分子生物学:SPO11に依存した二本鎖切断形成の再構成
Nature 639, 8055 doi: 10.1038/s41586-025-08601-2
減数分裂期組換えは、SPO11によるDNA二本鎖切断(DSB)の生成で始まる。SPO11はほとんどの生物種で減数分裂に極めて重要であるが、変異原性や配偶子致死性を持つ危険なDSBを作る可能性がある。そのため細胞は、SPO11の有用な機能を利用しながら、そのリスクを最小限に抑えなければならない。だが、細胞がそれをどのように行うのかはいまだほとんど分かっていない。今回我々は、TOP6BLに結合したマウスの精製組換えSPO11を使った、in vitroでのDNA切断再構成について報告する。SPO11–TOP6BL複合体は溶液中で単量体(1:1)であり、DNAに強く結合するが、二量体(2:2)の集合体はDNAを切断して5′端に共有結合した付着物を形成する。それにはSPO11の活性部位の残基と二価の金属イオン、SPO11の二量体化が必要である。またSPO11は、それ自身がニックを入れたDNAを再結合できる。AlphaFold3を使った構造モデル化では、DNAが切断前に折り曲げられることが示唆された。
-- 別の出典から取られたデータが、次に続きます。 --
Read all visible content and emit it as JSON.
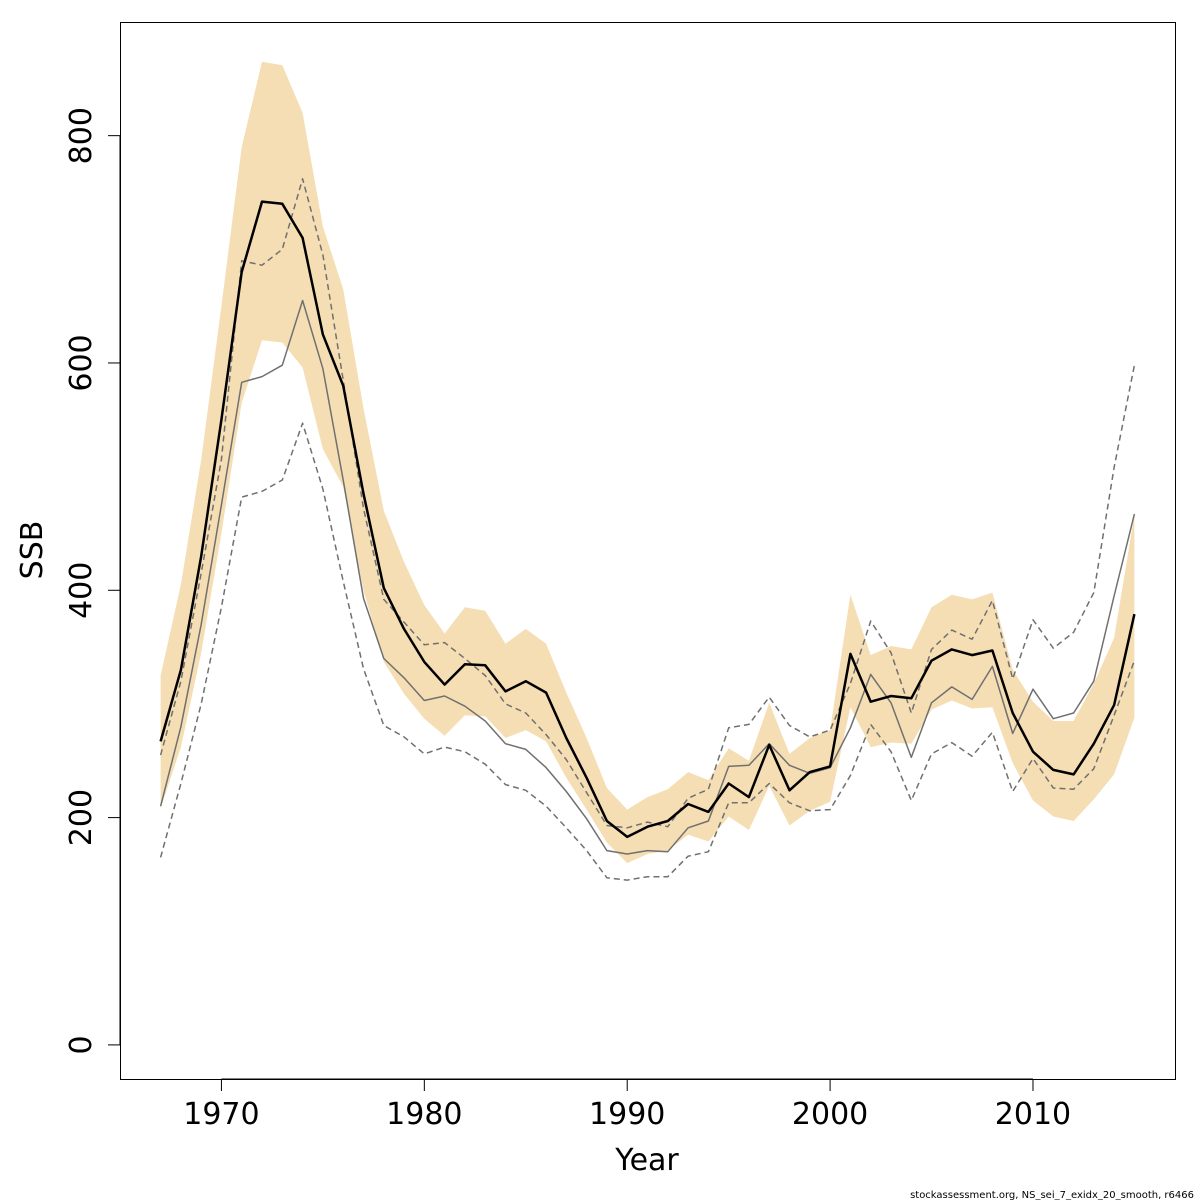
{
  "chart_data": {
    "type": "line",
    "xlabel": "Year",
    "ylabel": "SSB",
    "xlim": [
      1965,
      2017
    ],
    "ylim": [
      -30,
      900
    ],
    "x_ticks": [
      1970,
      1980,
      1990,
      2000,
      2010
    ],
    "y_ticks": [
      0,
      200,
      400,
      600,
      800
    ],
    "footer": "stockassessment.org, NS_sei_7_exidx_20_smooth, r6466",
    "colors": {
      "band": "#F5DEB3",
      "estimate": "#000000",
      "retro": "#707070",
      "frame": "#000000"
    },
    "x": [
      1967,
      1968,
      1969,
      1970,
      1971,
      1972,
      1973,
      1974,
      1975,
      1976,
      1977,
      1978,
      1979,
      1980,
      1981,
      1982,
      1983,
      1984,
      1985,
      1986,
      1987,
      1988,
      1989,
      1990,
      1991,
      1992,
      1993,
      1994,
      1995,
      1996,
      1997,
      1998,
      1999,
      2000,
      2001,
      2002,
      2003,
      2004,
      2005,
      2006,
      2007,
      2008,
      2009,
      2010,
      2011,
      2012,
      2013,
      2014,
      2015
    ],
    "series": [
      {
        "role": "band",
        "upper": [
          325,
          405,
          515,
          650,
          790,
          865,
          862,
          820,
          720,
          665,
          560,
          470,
          425,
          387,
          362,
          385,
          382,
          353,
          366,
          353,
          310,
          270,
          226,
          207,
          218,
          225,
          240,
          233,
          261,
          250,
          301,
          256,
          270,
          277,
          396,
          343,
          351,
          348,
          385,
          396,
          392,
          398,
          330,
          302,
          285,
          285,
          318,
          358,
          466
        ],
        "lower": [
          208,
          262,
          345,
          450,
          565,
          620,
          618,
          596,
          524,
          491,
          400,
          337,
          309,
          287,
          272,
          290,
          289,
          270,
          277,
          267,
          235,
          207,
          178,
          160,
          168,
          171,
          185,
          179,
          201,
          189,
          228,
          193,
          206,
          214,
          297,
          262,
          266,
          265,
          295,
          303,
          296,
          297,
          248,
          215,
          201,
          197,
          216,
          238,
          288
        ]
      },
      {
        "role": "estimate",
        "values": [
          267,
          330,
          430,
          550,
          680,
          742,
          740,
          710,
          625,
          580,
          485,
          402,
          366,
          337,
          317,
          335,
          334,
          311,
          320,
          310,
          270,
          235,
          197,
          183,
          192,
          197,
          212,
          205,
          230,
          218,
          264,
          224,
          240,
          245,
          344,
          302,
          307,
          305,
          338,
          348,
          343,
          347,
          292,
          258,
          242,
          238,
          265,
          299,
          379
        ]
      },
      {
        "role": "retro",
        "values": [
          210,
          280,
          370,
          475,
          583,
          588,
          598,
          655,
          595,
          497,
          393,
          340,
          323,
          303,
          307,
          298,
          285,
          265,
          260,
          244,
          223,
          199,
          171,
          168,
          171,
          170,
          191,
          197,
          245,
          246,
          265,
          246,
          239,
          244,
          279,
          326,
          301,
          253,
          301,
          315,
          304,
          333,
          274,
          313,
          287,
          292,
          320,
          395,
          467
        ]
      },
      {
        "role": "retro-bound",
        "values": [
          165,
          230,
          300,
          385,
          482,
          487,
          497,
          547,
          489,
          408,
          331,
          281,
          271,
          256,
          262,
          258,
          247,
          229,
          224,
          210,
          191,
          171,
          147,
          145,
          148,
          148,
          166,
          170,
          213,
          213,
          230,
          213,
          206,
          207,
          237,
          282,
          258,
          215,
          256,
          266,
          254,
          275,
          223,
          252,
          226,
          225,
          243,
          290,
          338
        ]
      },
      {
        "role": "retro-bound",
        "values": [
          255,
          320,
          415,
          515,
          690,
          686,
          700,
          762,
          695,
          585,
          472,
          392,
          372,
          352,
          354,
          340,
          325,
          300,
          292,
          273,
          251,
          222,
          193,
          191,
          196,
          192,
          217,
          225,
          279,
          282,
          306,
          281,
          271,
          277,
          318,
          373,
          345,
          292,
          348,
          365,
          357,
          391,
          322,
          374,
          349,
          363,
          398,
          508,
          598
        ]
      }
    ]
  }
}
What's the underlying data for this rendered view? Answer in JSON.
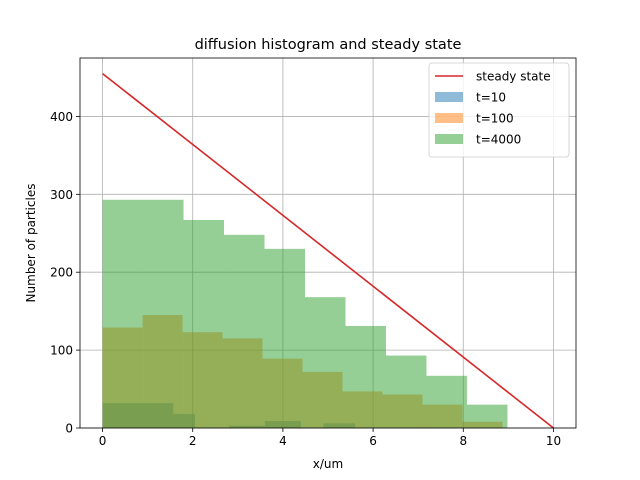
{
  "chart_data": {
    "type": "bar",
    "title": "diffusion histogram and steady state",
    "xlabel": "x/um",
    "ylabel": "Number of particles",
    "xlim": [
      -0.5,
      10.5
    ],
    "ylim": [
      0,
      475
    ],
    "xticks": [
      0,
      2,
      4,
      6,
      8,
      10
    ],
    "yticks": [
      0,
      100,
      200,
      300,
      400
    ],
    "grid": true,
    "legend_position": "top-right",
    "steady_state": {
      "name": "steady state",
      "color": "#d62728",
      "x": [
        0,
        10
      ],
      "y": [
        455,
        0
      ]
    },
    "series": [
      {
        "name": "t=10",
        "color": "#1f77b4",
        "bins": [
          [
            0.0,
            0.784,
            32
          ],
          [
            0.784,
            1.568,
            32
          ],
          [
            1.568,
            2.052,
            18
          ],
          [
            2.8,
            3.6,
            3
          ],
          [
            3.6,
            4.4,
            9
          ],
          [
            4.9,
            5.6,
            6
          ]
        ]
      },
      {
        "name": "t=100",
        "color": "#ff7f0e",
        "bins": [
          [
            0.0,
            0.887,
            129
          ],
          [
            0.887,
            1.774,
            145
          ],
          [
            1.774,
            2.661,
            123
          ],
          [
            2.661,
            3.548,
            115
          ],
          [
            3.548,
            4.435,
            89
          ],
          [
            4.435,
            5.322,
            72
          ],
          [
            5.322,
            6.209,
            47
          ],
          [
            6.209,
            7.096,
            43
          ],
          [
            7.096,
            7.983,
            30
          ],
          [
            7.983,
            8.87,
            8
          ]
        ]
      },
      {
        "name": "t=4000",
        "color": "#2ca02c",
        "bins": [
          [
            0.0,
            0.898,
            293
          ],
          [
            0.898,
            1.796,
            293
          ],
          [
            1.796,
            2.694,
            267
          ],
          [
            2.694,
            3.592,
            248
          ],
          [
            3.592,
            4.49,
            230
          ],
          [
            4.49,
            5.388,
            168
          ],
          [
            5.388,
            6.286,
            131
          ],
          [
            6.286,
            7.184,
            93
          ],
          [
            7.184,
            8.082,
            67
          ],
          [
            8.082,
            8.98,
            30
          ]
        ]
      }
    ]
  }
}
in vitroでの切断は、塩基配列に偏りが見られ、この偏りはin vivoでのDSBの位置選択の優先傾向を部分的に説明する。複雑なDNA基質に対しての切断効率は低いが、それはSPO11がDSBの生成に適さない結合状態(おそらくは単量体性の状態)にトラップされやすく、その状態の交換速度が遅いことが一因である。しかし、SPO11の二量体形成が起こりやすい基質を使ったり、人工的にSPO11を二量体化したりすれば、切断は改善された。これらの結果から、SPO11の本来的に弱い二量体形成能がin vivoでSPO11活性を制限し、補助タンパク質に大きく依存してDSB形成を集中的に制御するモデルが支持される。